As a new year dawns in Seattle, we are witnessing an amazing convergence of biology, data science and technology.
I am convinced that concepts such as machine learning, deep neural networks, natural language processing and cloud computing will become increasingly familiar parts of the cancer conversation in 2019.
At Fred Hutchinson Cancer Research Center, I see how a new generation of computationally dense technologies is cataloging the working molecular components of cells that are involved in cancer and other life-threatening illnesses. From DNA and RNA sequencing to digital imaging, we are gathering vast amounts of data about health and disease. Information on the genes, proteins and processes involved in cancer and the immune system can be searched for previously hidden patterns — clues that can lead to cures.
In 2001, it cost $95 million to sequence a single human genome. Today, it can be done for about $1,200. It took roughly 12 years to sequence the first human genome; now, it only takes a day or two. These kinds of economies are occurring in every facet of human biology, expanding the use of high-throughput studies and unleashing a deluge of data. The sheer volume of this potentially lifesaving information is mind-boggling.
In the next decade, these data are going to transform cancer prevention, diagnosis and treatment. The American Cancer Society reported this week that the death rate from cancer in the United States has steadily declined over the past 25 years, thanks to a sharp drop in smoking and advances in early detection and treatment. This is a wonderful milestone and a compelling call to redouble our efforts, because we have reached an inflection point where immunotherapies and other curative approaches can make an even greater difference in the years to come.

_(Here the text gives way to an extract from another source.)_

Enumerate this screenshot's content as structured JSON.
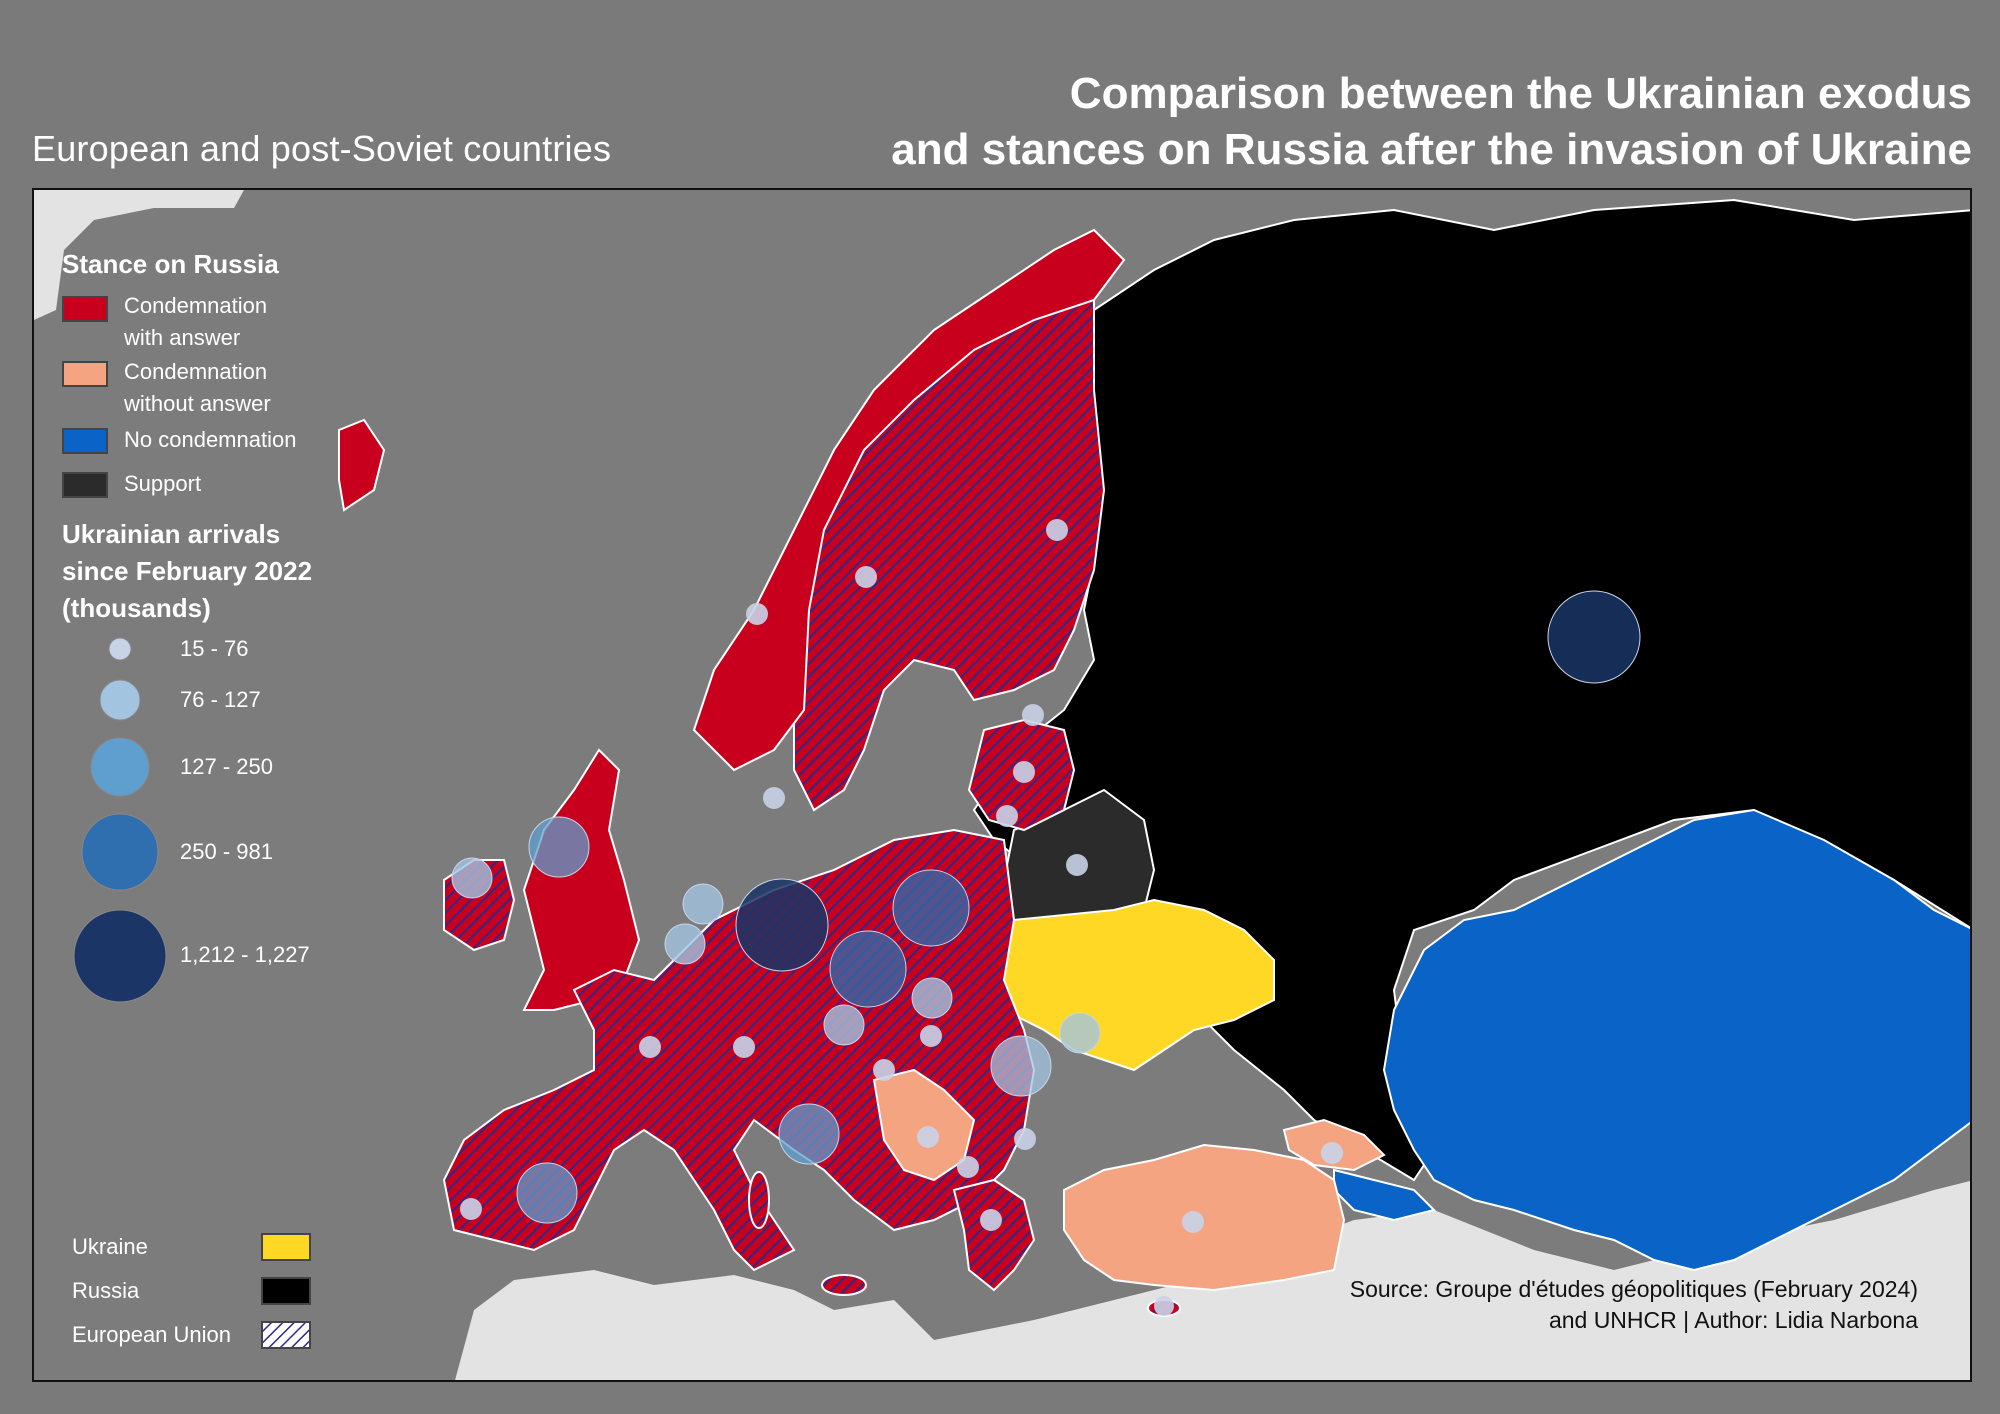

When we talk of harnessing the immune system to fight cancer, much of what we need to know is discoverable in digital code from these next-generation lab tools. Our success depends on how well we learn to slice, store and interpret these data, which are rolling in by the terabyte.

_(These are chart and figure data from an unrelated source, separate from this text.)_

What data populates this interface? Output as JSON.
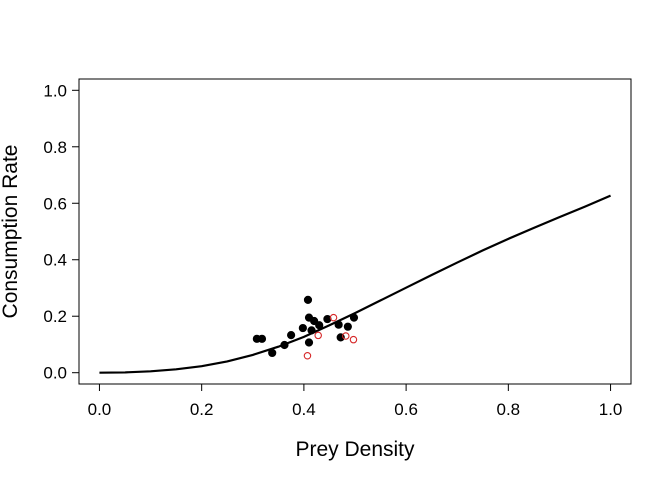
{
  "chart_data": {
    "type": "scatter",
    "title": "",
    "xlabel": "Prey Density",
    "ylabel": "Consumption Rate",
    "xlim": [
      -0.04,
      1.04
    ],
    "ylim": [
      -0.04,
      1.04
    ],
    "x_ticks": [
      0.0,
      0.2,
      0.4,
      0.6,
      0.8,
      1.0
    ],
    "x_tick_labels": [
      "0.0",
      "0.2",
      "0.4",
      "0.6",
      "0.8",
      "1.0"
    ],
    "y_ticks": [
      0.0,
      0.2,
      0.4,
      0.6,
      0.8,
      1.0
    ],
    "y_tick_labels": [
      "0.0",
      "0.2",
      "0.4",
      "0.6",
      "0.8",
      "1.0"
    ],
    "grid": false,
    "legend": "none",
    "series": [
      {
        "kind": "points",
        "marker": "filled-circle",
        "color": "#000000",
        "points": [
          [
            0.308,
            0.12
          ],
          [
            0.318,
            0.12
          ],
          [
            0.338,
            0.07
          ],
          [
            0.362,
            0.098
          ],
          [
            0.375,
            0.133
          ],
          [
            0.398,
            0.158
          ],
          [
            0.408,
            0.258
          ],
          [
            0.41,
            0.195
          ],
          [
            0.415,
            0.15
          ],
          [
            0.42,
            0.183
          ],
          [
            0.43,
            0.168
          ],
          [
            0.446,
            0.19
          ],
          [
            0.41,
            0.107
          ],
          [
            0.468,
            0.17
          ],
          [
            0.472,
            0.125
          ],
          [
            0.486,
            0.163
          ],
          [
            0.498,
            0.195
          ]
        ]
      },
      {
        "kind": "points",
        "marker": "open-circle",
        "color": "#d62728",
        "points": [
          [
            0.407,
            0.06
          ],
          [
            0.428,
            0.132
          ],
          [
            0.458,
            0.195
          ],
          [
            0.482,
            0.13
          ],
          [
            0.497,
            0.117
          ]
        ]
      },
      {
        "kind": "line",
        "color": "#000000",
        "x": [
          0.0,
          0.05,
          0.1,
          0.15,
          0.2,
          0.25,
          0.3,
          0.35,
          0.4,
          0.45,
          0.5,
          0.55,
          0.6,
          0.65,
          0.7,
          0.75,
          0.8,
          0.85,
          0.9,
          0.95,
          1.0
        ],
        "y": [
          0.0,
          0.001,
          0.005,
          0.012,
          0.023,
          0.04,
          0.063,
          0.092,
          0.127,
          0.168,
          0.211,
          0.256,
          0.301,
          0.346,
          0.39,
          0.433,
          0.474,
          0.513,
          0.551,
          0.588,
          0.627
        ]
      }
    ]
  }
}
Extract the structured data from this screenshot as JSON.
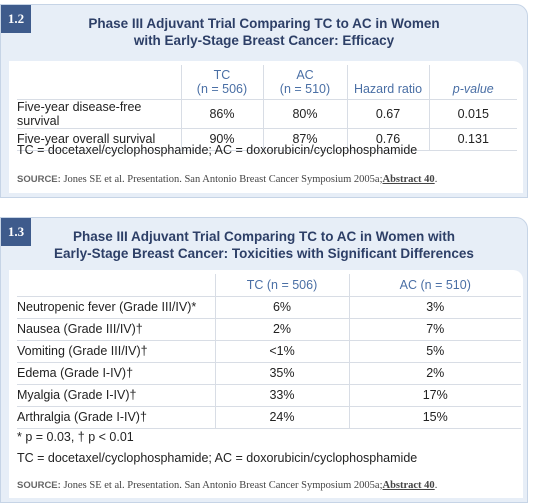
{
  "sections": [
    {
      "badge": "1.2",
      "title": [
        "Phase III Adjuvant Trial Comparing TC to AC in Women",
        "with Early-Stage Breast Cancer: Efficacy"
      ],
      "table": {
        "header": [
          [
            "TC",
            "(n = 506)"
          ],
          [
            "AC",
            "(n = 510)"
          ],
          [
            "Hazard ratio"
          ],
          [
            "p-value"
          ]
        ],
        "rows": [
          [
            "Five-year disease-free survival",
            "86%",
            "80%",
            "0.67",
            "0.015"
          ],
          [
            "Five-year overall survival",
            "90%",
            "87%",
            "0.76",
            "0.131"
          ]
        ]
      },
      "notes": [
        "TC = docetaxel/cyclophosphamide; AC = doxorubicin/cyclophosphamide"
      ],
      "source": {
        "label": "SOURCE:",
        "text": "Jones SE et al. Presentation. San Antonio Breast Cancer Symposium 2005a;",
        "link": "Abstract 40",
        "end": "."
      }
    },
    {
      "badge": "1.3",
      "title": [
        "Phase III Adjuvant Trial Comparing TC to AC in Women with",
        "Early-Stage Breast Cancer: Toxicities with Significant Differences"
      ],
      "table": {
        "header": [
          [
            "TC (n = 506)"
          ],
          [
            "AC (n = 510)"
          ]
        ],
        "rows": [
          [
            "Neutropenic fever (Grade III/IV)*",
            "6%",
            "3%"
          ],
          [
            "Nausea (Grade III/IV)†",
            "2%",
            "7%"
          ],
          [
            "Vomiting (Grade III/IV)†",
            "<1%",
            "5%"
          ],
          [
            "Edema (Grade I-IV)†",
            "35%",
            "2%"
          ],
          [
            "Myalgia (Grade I-IV)†",
            "33%",
            "17%"
          ],
          [
            "Arthralgia (Grade I-IV)†",
            "24%",
            "15%"
          ]
        ]
      },
      "notes": [
        "* p = 0.03, † p < 0.01",
        "TC = docetaxel/cyclophosphamide; AC = doxorubicin/cyclophosphamide"
      ],
      "source": {
        "label": "SOURCE:",
        "text": "Jones SE et al. Presentation. San Antonio Breast Cancer Symposium 2005a;",
        "link": "Abstract 40",
        "end": "."
      }
    }
  ]
}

To put that in perspective, a terabyte is roughly equivalent to a trillion keystrokes on a computer. It is enough data to stream 100 hours of high-definition movies to your television screen.

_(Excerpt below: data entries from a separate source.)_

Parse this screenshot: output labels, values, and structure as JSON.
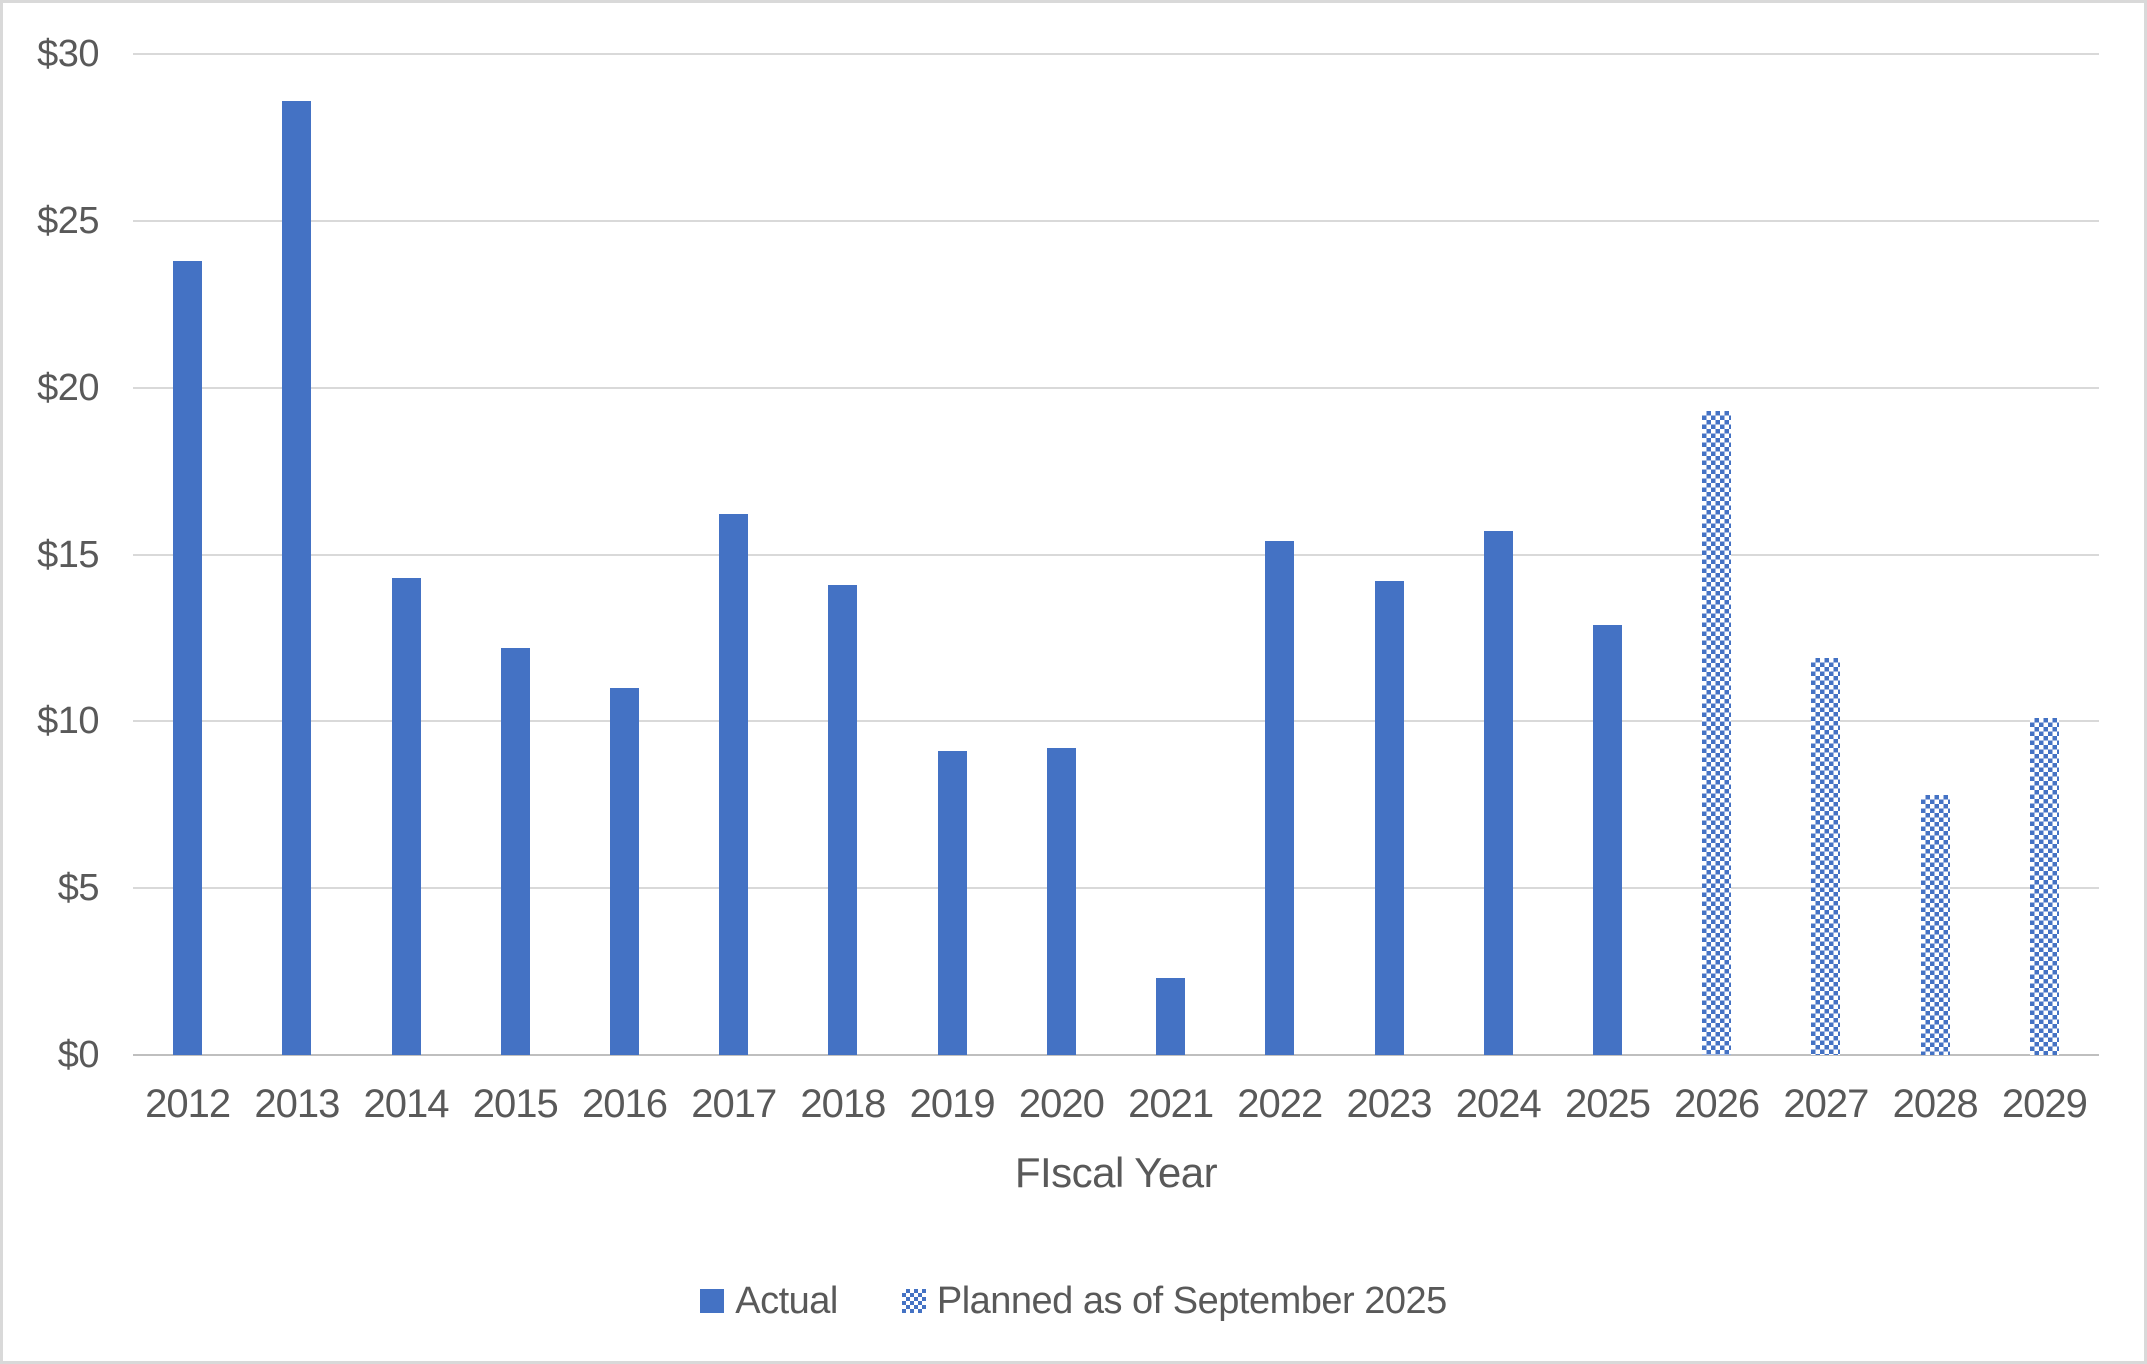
{
  "colors": {
    "bar_blue": "#4472C4",
    "gridline": "#D9D9D9",
    "axis_line": "#BFBFBF",
    "text": "#595959",
    "background": "#FFFFFF",
    "chart_border": "#D9D9D9"
  },
  "chart_data": {
    "type": "bar",
    "title": "",
    "xlabel": "FIscal Year",
    "ylabel": "",
    "ylim": [
      0,
      30
    ],
    "ytick_values": [
      0,
      5,
      10,
      15,
      20,
      25,
      30
    ],
    "ytick_labels": [
      "$0",
      "$5",
      "$10",
      "$15",
      "$20",
      "$25",
      "$30"
    ],
    "grid": true,
    "legend_position": "bottom",
    "categories": [
      "2012",
      "2013",
      "2014",
      "2015",
      "2016",
      "2017",
      "2018",
      "2019",
      "2020",
      "2021",
      "2022",
      "2023",
      "2024",
      "2025",
      "2026",
      "2027",
      "2028",
      "2029"
    ],
    "series": [
      {
        "name": "Actual",
        "style": "solid",
        "values": [
          23.8,
          28.6,
          14.3,
          12.2,
          11.0,
          16.2,
          14.1,
          9.1,
          9.2,
          2.3,
          15.4,
          14.2,
          15.7,
          12.9,
          null,
          null,
          null,
          null
        ]
      },
      {
        "name": "Planned as of September 2025",
        "style": "pattern",
        "values": [
          null,
          null,
          null,
          null,
          null,
          null,
          null,
          null,
          null,
          null,
          null,
          null,
          null,
          null,
          19.3,
          11.9,
          7.8,
          10.1
        ]
      }
    ]
  }
}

And today, a single cancer patient can generate a terabyte of data.
What a challenge. What an opportunity.
To meet that challenge, we at Fred Hutch are fortunate to live among the world’s leading experts in collecting, moving and analyzing large data sets. For practical reasons, this sort of computational power is migrating to the cloud, where data can be stored securely and economically in massive systems run by our neighbors in Seattle such as Microsoft and Amazon, among others. There, it can be pooled with comparable data sets from other research centers and analyzed with the kind of computational horsepower no single institution could afford today.
This confluence is happening right here, right now. Microsoft and Amazon are, of course, well-established in the neighborhood. And just a few hundred yards from our campus, Google is nearing completion of a Seattle headquarters that will focus on cloud computing.